Rollo began to be alarmed. He went back to his father, and asked him to let him and Jonas go on before the rest, to see if their bird was safe.
His father told him he might go. "But," said he, "I am afraid you have lost your bird; when a boy allows himself to get into bad company, he does not know how many troubles he plunges himself into."
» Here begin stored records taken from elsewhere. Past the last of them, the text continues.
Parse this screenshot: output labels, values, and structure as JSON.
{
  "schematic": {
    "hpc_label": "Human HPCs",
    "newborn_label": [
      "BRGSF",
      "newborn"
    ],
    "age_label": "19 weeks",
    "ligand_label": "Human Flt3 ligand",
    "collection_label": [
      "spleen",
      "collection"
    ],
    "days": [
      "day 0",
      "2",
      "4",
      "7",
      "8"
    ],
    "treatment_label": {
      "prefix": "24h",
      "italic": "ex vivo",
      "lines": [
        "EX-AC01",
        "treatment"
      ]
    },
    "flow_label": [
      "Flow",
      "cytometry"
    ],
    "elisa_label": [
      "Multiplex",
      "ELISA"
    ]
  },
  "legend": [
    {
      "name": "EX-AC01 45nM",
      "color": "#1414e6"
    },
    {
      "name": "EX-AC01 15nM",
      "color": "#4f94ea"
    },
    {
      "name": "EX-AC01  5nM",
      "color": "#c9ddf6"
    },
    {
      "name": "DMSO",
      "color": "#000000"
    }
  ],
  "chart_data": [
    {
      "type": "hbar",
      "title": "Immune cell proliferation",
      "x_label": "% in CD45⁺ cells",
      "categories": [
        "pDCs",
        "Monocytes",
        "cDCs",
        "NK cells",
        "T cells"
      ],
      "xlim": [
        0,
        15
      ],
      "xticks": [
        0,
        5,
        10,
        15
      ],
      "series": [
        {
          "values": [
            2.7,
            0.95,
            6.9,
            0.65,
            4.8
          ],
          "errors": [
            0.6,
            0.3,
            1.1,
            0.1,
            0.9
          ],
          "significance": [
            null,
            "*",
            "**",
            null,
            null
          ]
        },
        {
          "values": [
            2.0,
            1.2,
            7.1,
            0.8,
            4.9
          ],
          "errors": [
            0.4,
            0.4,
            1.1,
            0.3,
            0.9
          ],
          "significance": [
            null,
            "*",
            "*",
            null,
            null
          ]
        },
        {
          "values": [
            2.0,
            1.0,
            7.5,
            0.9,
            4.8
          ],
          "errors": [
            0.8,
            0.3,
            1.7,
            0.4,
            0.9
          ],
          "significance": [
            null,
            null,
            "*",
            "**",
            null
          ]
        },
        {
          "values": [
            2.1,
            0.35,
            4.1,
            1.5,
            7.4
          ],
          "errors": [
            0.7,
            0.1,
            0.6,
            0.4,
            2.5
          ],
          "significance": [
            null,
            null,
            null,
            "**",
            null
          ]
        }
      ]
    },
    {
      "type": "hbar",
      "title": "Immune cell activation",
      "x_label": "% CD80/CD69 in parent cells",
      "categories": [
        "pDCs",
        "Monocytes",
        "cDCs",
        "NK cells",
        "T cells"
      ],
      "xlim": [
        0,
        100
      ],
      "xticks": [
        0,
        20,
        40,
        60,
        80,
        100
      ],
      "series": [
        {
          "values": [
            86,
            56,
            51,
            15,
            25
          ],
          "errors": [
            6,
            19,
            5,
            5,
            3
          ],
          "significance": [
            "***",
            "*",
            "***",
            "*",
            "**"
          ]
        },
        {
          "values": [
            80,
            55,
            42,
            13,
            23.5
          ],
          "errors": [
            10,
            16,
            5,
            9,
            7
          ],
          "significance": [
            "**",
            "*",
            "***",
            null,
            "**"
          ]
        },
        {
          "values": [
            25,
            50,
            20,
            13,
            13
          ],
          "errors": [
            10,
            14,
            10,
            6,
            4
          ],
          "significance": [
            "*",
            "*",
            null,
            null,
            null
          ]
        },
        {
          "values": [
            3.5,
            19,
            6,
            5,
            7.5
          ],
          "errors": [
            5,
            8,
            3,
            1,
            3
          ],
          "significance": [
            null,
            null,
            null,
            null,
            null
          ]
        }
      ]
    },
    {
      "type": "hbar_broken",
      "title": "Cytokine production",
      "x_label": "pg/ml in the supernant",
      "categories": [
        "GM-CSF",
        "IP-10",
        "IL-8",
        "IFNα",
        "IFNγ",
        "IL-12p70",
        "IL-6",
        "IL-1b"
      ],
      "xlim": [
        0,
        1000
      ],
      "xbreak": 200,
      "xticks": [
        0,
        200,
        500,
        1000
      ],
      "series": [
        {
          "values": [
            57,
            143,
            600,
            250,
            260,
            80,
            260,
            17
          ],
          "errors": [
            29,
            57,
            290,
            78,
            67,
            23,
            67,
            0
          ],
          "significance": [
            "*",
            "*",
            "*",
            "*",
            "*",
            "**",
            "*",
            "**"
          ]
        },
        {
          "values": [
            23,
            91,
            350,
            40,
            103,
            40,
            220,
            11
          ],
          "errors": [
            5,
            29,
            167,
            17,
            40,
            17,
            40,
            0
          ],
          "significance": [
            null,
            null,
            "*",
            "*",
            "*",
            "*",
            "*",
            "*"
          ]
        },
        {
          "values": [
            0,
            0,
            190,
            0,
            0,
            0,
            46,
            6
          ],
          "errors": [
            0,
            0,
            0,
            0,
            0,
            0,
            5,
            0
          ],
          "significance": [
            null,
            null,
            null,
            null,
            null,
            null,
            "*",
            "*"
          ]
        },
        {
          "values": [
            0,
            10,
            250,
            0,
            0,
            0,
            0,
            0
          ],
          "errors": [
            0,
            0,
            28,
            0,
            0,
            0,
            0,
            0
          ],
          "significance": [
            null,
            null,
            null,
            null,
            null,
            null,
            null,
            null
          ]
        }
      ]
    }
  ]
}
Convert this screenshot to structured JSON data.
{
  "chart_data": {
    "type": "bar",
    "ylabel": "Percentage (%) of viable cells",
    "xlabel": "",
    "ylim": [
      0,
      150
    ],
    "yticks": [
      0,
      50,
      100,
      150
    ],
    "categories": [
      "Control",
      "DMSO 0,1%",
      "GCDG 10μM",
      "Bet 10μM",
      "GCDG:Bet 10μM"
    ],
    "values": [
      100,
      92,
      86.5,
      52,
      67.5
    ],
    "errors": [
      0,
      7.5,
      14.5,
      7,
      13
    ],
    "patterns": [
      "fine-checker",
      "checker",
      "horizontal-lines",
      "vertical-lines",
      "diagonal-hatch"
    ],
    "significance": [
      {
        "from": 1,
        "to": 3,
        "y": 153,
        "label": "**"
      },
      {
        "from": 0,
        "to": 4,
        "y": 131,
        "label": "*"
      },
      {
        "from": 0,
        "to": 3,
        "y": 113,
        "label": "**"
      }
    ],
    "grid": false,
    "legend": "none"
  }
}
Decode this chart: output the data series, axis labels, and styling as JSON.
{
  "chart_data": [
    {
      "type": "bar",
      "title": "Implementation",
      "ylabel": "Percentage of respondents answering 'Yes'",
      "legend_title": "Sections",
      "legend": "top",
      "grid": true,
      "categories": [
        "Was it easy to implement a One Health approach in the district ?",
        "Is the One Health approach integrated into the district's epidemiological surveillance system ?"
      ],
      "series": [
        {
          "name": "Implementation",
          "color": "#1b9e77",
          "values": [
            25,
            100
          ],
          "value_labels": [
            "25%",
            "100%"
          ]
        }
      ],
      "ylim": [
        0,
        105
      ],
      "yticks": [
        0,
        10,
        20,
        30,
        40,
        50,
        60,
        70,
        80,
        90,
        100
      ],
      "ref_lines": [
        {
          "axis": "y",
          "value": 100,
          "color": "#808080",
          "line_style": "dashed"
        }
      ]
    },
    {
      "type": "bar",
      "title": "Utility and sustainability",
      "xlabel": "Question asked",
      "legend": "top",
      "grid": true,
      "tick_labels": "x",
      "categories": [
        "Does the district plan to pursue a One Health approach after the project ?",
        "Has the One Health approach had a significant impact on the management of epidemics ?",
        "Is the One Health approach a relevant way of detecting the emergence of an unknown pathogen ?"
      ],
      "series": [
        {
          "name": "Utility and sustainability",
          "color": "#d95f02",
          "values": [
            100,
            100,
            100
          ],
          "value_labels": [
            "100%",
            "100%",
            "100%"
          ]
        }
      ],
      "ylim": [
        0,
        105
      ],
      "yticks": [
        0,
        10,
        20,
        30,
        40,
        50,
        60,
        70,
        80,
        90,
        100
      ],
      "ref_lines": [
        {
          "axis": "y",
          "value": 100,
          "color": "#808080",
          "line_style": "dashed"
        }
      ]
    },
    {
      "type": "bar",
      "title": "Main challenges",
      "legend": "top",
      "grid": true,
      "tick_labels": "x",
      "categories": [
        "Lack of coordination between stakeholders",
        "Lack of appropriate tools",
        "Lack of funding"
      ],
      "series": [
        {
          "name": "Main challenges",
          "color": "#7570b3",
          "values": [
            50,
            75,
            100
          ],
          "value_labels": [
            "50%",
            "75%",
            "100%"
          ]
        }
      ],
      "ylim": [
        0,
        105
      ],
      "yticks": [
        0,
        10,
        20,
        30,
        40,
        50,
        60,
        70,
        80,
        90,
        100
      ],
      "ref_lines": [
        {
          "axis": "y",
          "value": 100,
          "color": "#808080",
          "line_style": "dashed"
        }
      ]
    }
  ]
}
Rollo and Jonas ran on, and soon disappeared among the trees. Rollo found it hard to keep up, as the road was not very smooth, though they had got down the steepest part of the mountain. Jonas kept hold of Rollo's hand, and went on running and walking alternately, until they got down to the end of the trees and bushes, and then they came out in sight of the place where the horses were tied.
It was fortunate for poor Mosette, and for Rollo too, that they did thus run on before, for it happened that Jim, and the boys with him, had come down the mountain by another road, and were just going up to the place as Jonas and Rollo came out of the woods.
"There they are," said Jonas. "You stay here; I must run on." And he let go of Rollo's hand, sprang forward, and ran with all his might. Rollo tried to follow, but soon stopped and looked on.
Jim and his boys did not see Jonas coming, and they went to work looking around the bushes and stones after Mosette. In a few minutes, one smaller boy came out from the bushes, close by the place where Rollo recollected the nest was hid, with something in his hand, and Rollo could distinctly hear him calling out,
"Here he is, Jim--I have got him, Jim."
Just that moment, Jonas came running up among the boys, calling out,
"Let that bird alone!--Let that bird alone!" The boys, terrified at this unexpected onset, started and ran in every direction. The boy who had the nest, dropped it upon the ground, and dodged back into the bushes. Jonas took it up carefully, put little Mosette, who had fallen out, back in the nest, and walked out into the road to meet Rollo, who was coming down as fast as he could come, on the other side.
They saw Jim and his comrades no more, and Rollo said he believed he should never again want to have any thing to do with bad boys.